Why Facelift May Be Right for You
By Dr. Brian Peterson
Published on February 02, 2011
A facelift is the operation that no one admits to wanting or needing, until they are shown the potential results of this facial rejuvenation treatment. Patients are afraid of the stigma of facelift surgery; actors and actresses that have been "overdone" resulting in an unnatural appearance of being in a wind tunnel, or distortion of the mouth or eyes. These risks are all completely avoidable if the surgery is performed correctly. Unfortunately it is difficult to avoid this outcome when too many procedures have been performed.
There is no "best" age to have this procedure, as we all age at different rates. In my practice, the age range has been from 39 to 88 years of age. When the signs of aging (such as loose skin and fat in the neck, jowl formation along the jaw line, and sagging of the cheeks) begin to develop, it is the time to consider a facelift.
A standard facelift does not address the eyes or forehead, as these are separate areas that can be addressed with eyelid surgery or a browlift. The procedures can be done at the same time as a facelift. To see what the effects of a facelift may be, lie down and look up at a hand mirror. This position puts gravity in a positive vector, and this should be the anticipated result of facelift surgery.
Over the past 20 years, the complexity of the surgery has increased greatly. Originally, the skin was undermined and lifted, but now the deeper facial structures are also addressed. The incisions are normally made around the ear, extending into the hair-bearing scalp in front, and behind the ear. With healing and time, these incisions are well concealed in natural creases of the hairline. The deeper facial tissues are also tightened, and often liposuction of the neck or jowls is performed.

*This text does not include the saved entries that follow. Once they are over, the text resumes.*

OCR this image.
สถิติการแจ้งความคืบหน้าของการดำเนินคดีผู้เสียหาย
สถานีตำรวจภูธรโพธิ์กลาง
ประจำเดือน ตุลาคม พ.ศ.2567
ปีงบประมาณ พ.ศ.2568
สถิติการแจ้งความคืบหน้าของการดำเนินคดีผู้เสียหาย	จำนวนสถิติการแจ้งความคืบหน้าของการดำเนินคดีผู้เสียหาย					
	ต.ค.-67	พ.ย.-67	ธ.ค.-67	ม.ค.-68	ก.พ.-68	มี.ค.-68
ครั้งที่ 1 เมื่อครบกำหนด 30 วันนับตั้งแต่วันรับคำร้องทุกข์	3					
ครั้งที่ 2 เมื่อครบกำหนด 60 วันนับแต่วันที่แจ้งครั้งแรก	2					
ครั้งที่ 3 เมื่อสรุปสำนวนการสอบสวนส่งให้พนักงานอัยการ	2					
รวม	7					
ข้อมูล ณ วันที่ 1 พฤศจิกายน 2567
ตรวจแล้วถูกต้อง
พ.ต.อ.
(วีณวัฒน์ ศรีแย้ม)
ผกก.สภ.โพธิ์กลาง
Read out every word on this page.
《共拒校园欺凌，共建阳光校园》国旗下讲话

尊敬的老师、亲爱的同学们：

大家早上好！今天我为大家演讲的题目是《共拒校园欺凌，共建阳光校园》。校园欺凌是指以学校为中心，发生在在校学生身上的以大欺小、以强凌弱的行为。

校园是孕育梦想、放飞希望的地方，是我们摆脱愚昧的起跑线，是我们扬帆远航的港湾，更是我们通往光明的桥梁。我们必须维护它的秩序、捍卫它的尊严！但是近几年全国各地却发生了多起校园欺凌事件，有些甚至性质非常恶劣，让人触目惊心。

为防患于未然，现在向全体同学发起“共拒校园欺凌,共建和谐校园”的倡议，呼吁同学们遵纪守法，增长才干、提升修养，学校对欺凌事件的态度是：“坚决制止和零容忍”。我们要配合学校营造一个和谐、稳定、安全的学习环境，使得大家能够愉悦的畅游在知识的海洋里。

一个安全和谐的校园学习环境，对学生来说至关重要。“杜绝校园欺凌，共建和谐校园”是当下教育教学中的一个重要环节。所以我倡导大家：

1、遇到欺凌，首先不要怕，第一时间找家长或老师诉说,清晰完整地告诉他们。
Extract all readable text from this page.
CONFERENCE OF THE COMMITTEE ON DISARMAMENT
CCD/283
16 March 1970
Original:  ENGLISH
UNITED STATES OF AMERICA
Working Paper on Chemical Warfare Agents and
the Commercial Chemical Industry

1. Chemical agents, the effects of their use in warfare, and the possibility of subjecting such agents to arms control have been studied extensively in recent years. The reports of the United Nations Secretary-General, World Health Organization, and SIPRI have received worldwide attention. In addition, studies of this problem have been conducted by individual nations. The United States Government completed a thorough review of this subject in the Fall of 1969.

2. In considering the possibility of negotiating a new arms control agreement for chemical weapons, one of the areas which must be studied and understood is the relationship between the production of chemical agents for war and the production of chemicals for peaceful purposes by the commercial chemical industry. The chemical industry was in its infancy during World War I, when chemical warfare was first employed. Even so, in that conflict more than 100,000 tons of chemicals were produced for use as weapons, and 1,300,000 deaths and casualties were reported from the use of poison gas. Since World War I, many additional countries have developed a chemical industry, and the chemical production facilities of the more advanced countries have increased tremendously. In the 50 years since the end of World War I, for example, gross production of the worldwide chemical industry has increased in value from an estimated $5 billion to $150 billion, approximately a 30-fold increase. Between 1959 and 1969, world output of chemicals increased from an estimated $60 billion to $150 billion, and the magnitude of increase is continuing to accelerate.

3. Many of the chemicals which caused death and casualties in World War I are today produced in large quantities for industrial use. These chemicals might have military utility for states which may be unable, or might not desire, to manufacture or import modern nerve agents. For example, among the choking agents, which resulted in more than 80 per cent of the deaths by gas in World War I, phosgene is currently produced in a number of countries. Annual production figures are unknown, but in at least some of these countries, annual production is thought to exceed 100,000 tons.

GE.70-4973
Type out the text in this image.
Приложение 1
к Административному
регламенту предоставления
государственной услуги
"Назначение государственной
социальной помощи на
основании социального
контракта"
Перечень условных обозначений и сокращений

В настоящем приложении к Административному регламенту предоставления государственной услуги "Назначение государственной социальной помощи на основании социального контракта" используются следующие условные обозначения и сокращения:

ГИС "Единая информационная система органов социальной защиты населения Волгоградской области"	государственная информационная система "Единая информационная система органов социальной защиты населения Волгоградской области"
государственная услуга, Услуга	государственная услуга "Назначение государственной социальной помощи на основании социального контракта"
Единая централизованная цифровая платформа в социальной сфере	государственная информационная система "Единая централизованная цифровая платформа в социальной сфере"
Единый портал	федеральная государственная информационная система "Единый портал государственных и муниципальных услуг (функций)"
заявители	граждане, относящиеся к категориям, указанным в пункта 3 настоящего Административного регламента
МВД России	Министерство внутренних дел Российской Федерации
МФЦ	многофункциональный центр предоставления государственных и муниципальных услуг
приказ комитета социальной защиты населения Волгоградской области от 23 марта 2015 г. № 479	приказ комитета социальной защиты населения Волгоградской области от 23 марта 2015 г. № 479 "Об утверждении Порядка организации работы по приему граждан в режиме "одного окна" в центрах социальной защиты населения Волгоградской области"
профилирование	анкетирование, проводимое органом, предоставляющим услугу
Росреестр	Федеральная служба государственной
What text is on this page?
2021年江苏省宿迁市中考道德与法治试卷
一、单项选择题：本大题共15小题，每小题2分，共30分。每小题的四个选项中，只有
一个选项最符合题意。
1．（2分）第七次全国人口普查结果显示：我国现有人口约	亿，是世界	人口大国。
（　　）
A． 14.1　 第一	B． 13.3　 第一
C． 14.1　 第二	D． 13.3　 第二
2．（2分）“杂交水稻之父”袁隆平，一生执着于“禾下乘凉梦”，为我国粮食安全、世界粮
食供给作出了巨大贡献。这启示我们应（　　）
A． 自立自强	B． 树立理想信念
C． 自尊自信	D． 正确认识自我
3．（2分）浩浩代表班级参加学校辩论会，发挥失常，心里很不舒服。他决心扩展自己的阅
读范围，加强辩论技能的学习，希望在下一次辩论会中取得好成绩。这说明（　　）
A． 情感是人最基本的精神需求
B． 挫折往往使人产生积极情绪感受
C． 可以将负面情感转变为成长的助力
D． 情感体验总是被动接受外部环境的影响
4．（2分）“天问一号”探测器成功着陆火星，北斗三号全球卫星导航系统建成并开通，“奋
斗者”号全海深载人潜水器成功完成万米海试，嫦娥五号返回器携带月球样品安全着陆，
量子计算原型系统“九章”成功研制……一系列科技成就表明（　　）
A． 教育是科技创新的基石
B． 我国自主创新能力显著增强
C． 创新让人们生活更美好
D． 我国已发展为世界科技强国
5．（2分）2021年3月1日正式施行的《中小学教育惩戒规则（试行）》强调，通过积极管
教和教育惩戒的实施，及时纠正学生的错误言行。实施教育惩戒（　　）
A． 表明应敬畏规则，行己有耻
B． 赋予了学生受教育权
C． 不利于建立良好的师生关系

The facelift operation is normally performed under "twilight," or deep intravenous sedation, with the help of an anesthesiologist. Most facelifts take three to four hours to perform, and are done on a daycare basis. Stitches are removed over the course of the first 10 days, and most patients are socially presentable at two to three weeks. All patients will have temporary numbness of the skin of the cheeks and neck, but this will return in the first few months after surgery.
Complications such as infection, hematoma (a blood clot under the skin), and weakness of the facial muscles are all rare, in the range of one in 100 cases. Should these complications arise, your board certified plastic surgeon is more than capable of dealing with them.
Although they are not for everyone, a facelift should give you a rejuvenated appearance, not an "operated" look. Your friends should ask questions about your appearance, such as have you been away, have you lost weight, or did you change your hair? All of these are compliments to you and your surgeon, as no one knows why you look better, only that you do!